Australian teens barely compete with Singapore’s most disadvantaged

Australian teens barely compete with Singapore’s most disadvantaged, by Stefanie Baloch.

The maths, reading and science skills of average Australian students are barely on par with Singapore’s most disadvantaged teenagers and risk undermining Australia’s economic prosperity, warns the man responsible for the gold standard in international tests. …

Andreas Schleicher, the co-­ordinator of the respected Program for International Student Assessment (PISA), arrives in Australia today and is sounding an alarm for the nation to halt its academic free fall.

Importantly, he says “the most significant drop in Australia’s PISA scores occurred among its top performers’’. …

“Australia used to have one of the world’s leading school systems,” Mr Schleicher writes, “but over the last decade learning outcomes have dropped to levels closer to the average of school systems in the industrialised world. …
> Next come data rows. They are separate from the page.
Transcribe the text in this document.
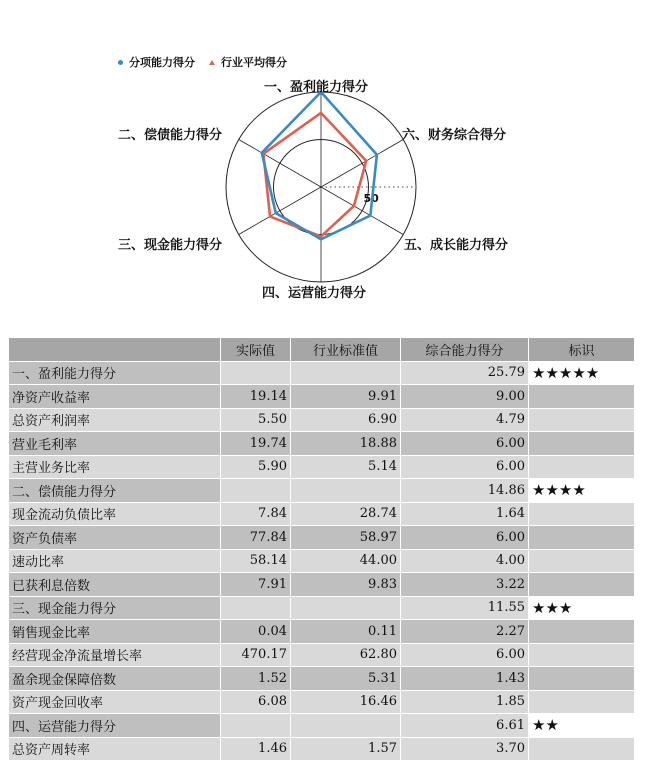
分项能力得分 行业平均得分
50
一、盈利能力得分
六、财务综合得分
五、成长能力得分
四、运营能力得分
三、现金能力得分
二、偿债能力得分
	实际值	行业标准值	综合能力得分	标识
一、盈利能力得分			25.79	★★★★★
净资产收益率	19.14	9.91	9.00	
总资产利润率	5.50	6.90	4.79	
营业毛利率	19.74	18.88	6.00	
主营业务比率	5.90	5.14	6.00	
二、偿债能力得分			14.86	★★★★
现金流动负债比率	7.84	28.74	1.64	
资产负债率	77.84	58.97	6.00	
速动比率	58.14	44.00	4.00	
已获利息倍数	7.91	9.83	3.22	
三、现金能力得分			11.55	★★★
销售现金比率	0.04	0.11	2.27	
经营现金净流量增长率	470.17	62.80	6.00	
盈余现金保障倍数	1.52	5.31	1.43	
资产现金回收率	6.08	16.46	1.85	
四、运营能力得分			6.61	★★
总资产周转率	1.46	1.57	3.70	
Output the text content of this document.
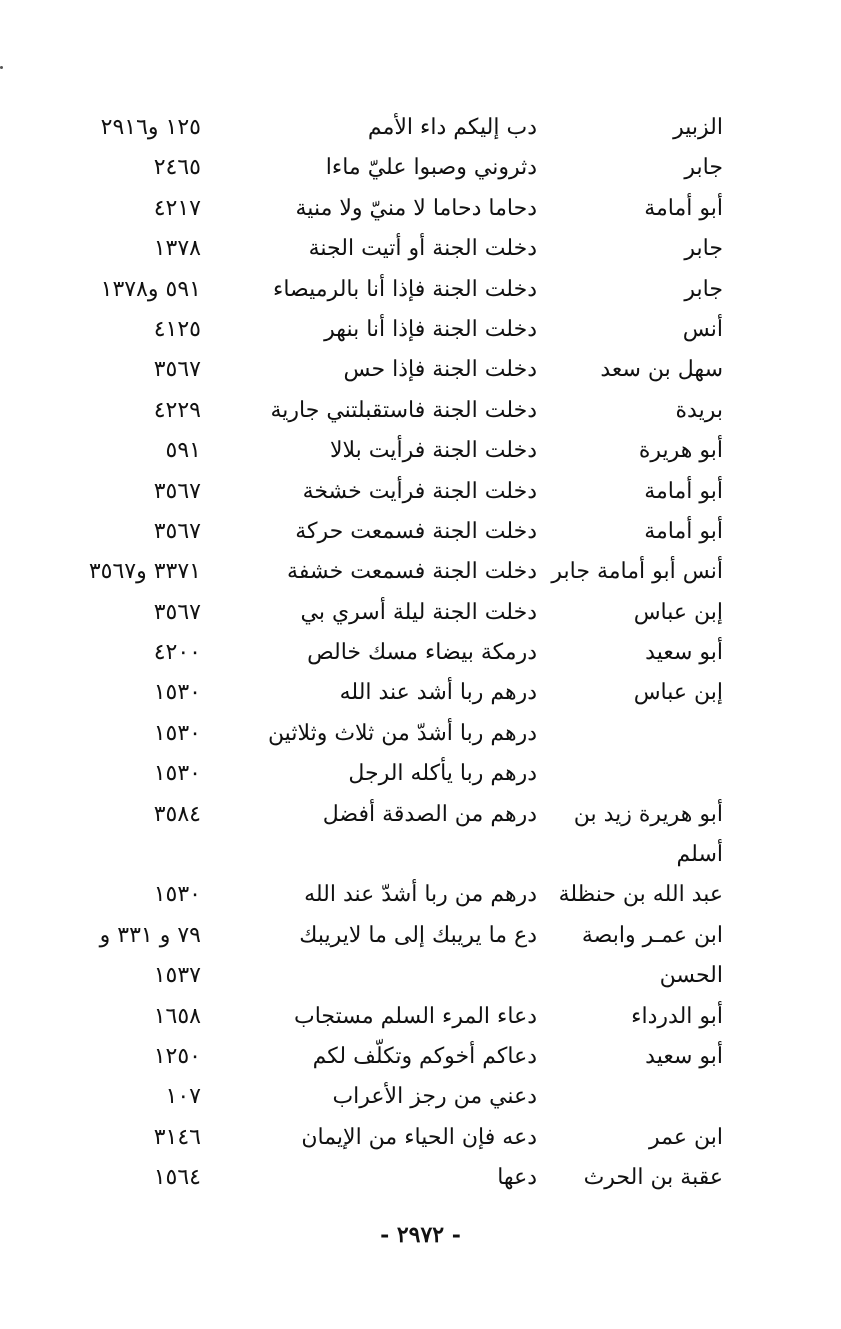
الزبير
دب إليكم داء الأمم
١٢٥ و٢٩١٦
جابر
دثروني وصبوا عليّ ماءا
٢٤٦٥
أبو أمامة
دحاما دحاما لا منيّ ولا منية
٤٢١٧
جابر
دخلت الجنة أو أتيت الجنة
١٣٧٨
جابر
دخلت الجنة فإذا أنا بالرميصاء
٥٩١ و١٣٧٨
أنس
دخلت الجنة فإذا أنا بنهر
٤١٢٥
سهل بن سعد
دخلت الجنة فإذا حس
٣٥٦٧
بريدة
دخلت الجنة فاستقبلتني جارية
٤٢٢٩
أبو هريرة
دخلت الجنة فرأيت بلالا
٥٩١
أبو أمامة
دخلت الجنة فرأيت خشخة
٣٥٦٧
أبو أمامة
دخلت الجنة فسمعت حركة
٣٥٦٧
أنس أبو أمامة جابر
دخلت الجنة فسمعت خشفة
٣٣٧١ و٣٥٦٧
إبن عباس
دخلت الجنة ليلة أسري بي
٣٥٦٧
أبو سعيد
درمكة بيضاء مسك خالص
٤٢٠٠
إبن عباس
درهم ربا أشد عند الله
١٥٣٠
درهم ربا أشدّ من ثلاث وثلاثين
١٥٣٠
درهم ربا يأكله الرجل
١٥٣٠
أبو هريرة زيد بن
درهم من الصدقة أفضل
٣٥٨٤
أسلم
عبد الله بن حنظلة
درهم من ربا أشدّ عند الله
١٥٣٠
ابن عمـر وابصة
دع ما يريبك إلى ما لايريبك
٧٩ و ٣٣١ و
الحسن
١٥٣٧
أبو الدرداء
دعاء المرء السلم مستجاب
١٦٥٨
أبو سعيد
دعاكم أخوكم وتكلّف لكم
١٢٥٠
دعني من رجز الأعراب
١٠٧
ابن عمر
دعه فإن الحياء من الإيمان
٣١٤٦
عقبة بن الحرث
دعها
١٥٦٤
- ٢٩٧٢ -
“Without the right skills, people end up on the margins of ­society, technological progress doesn’t translate into economic growth, Australia will face an uphill struggle to remain ahead in this hyper-connected world, and ultimately, lose the social glue that holds together democratic societies,’’ Mr Schleicher writes in ­The Australian today. …

Mr Schleicher … also points to the belief in the success of every child. “And the fact that students in most East Asian countries consistently believe that achievement is mainly a product of hard work, rather than inherited intelligence as many Australian students say, suggests that education and its social context can make a difference in ­instilling values that foster success in education.’’

But our government bureaucrats who wisely administer our education system are among the most highly paid in the world! And our teachers union is morally progressive! How can this be? (Oh wait, if it’s not on the ABC then it’s not true.)

Top performers are doing badly because the leftist system resolutely believes in the blank slate theory, and refuses to believe that rare talent is rare. In athletics they cannot hide the obvious, but in things that matter to the mediocrities who run the system…

Our system does little for kids who could contribute at higher levels, letting them loaf along by rarely challenging them in courses aimed at the middle students.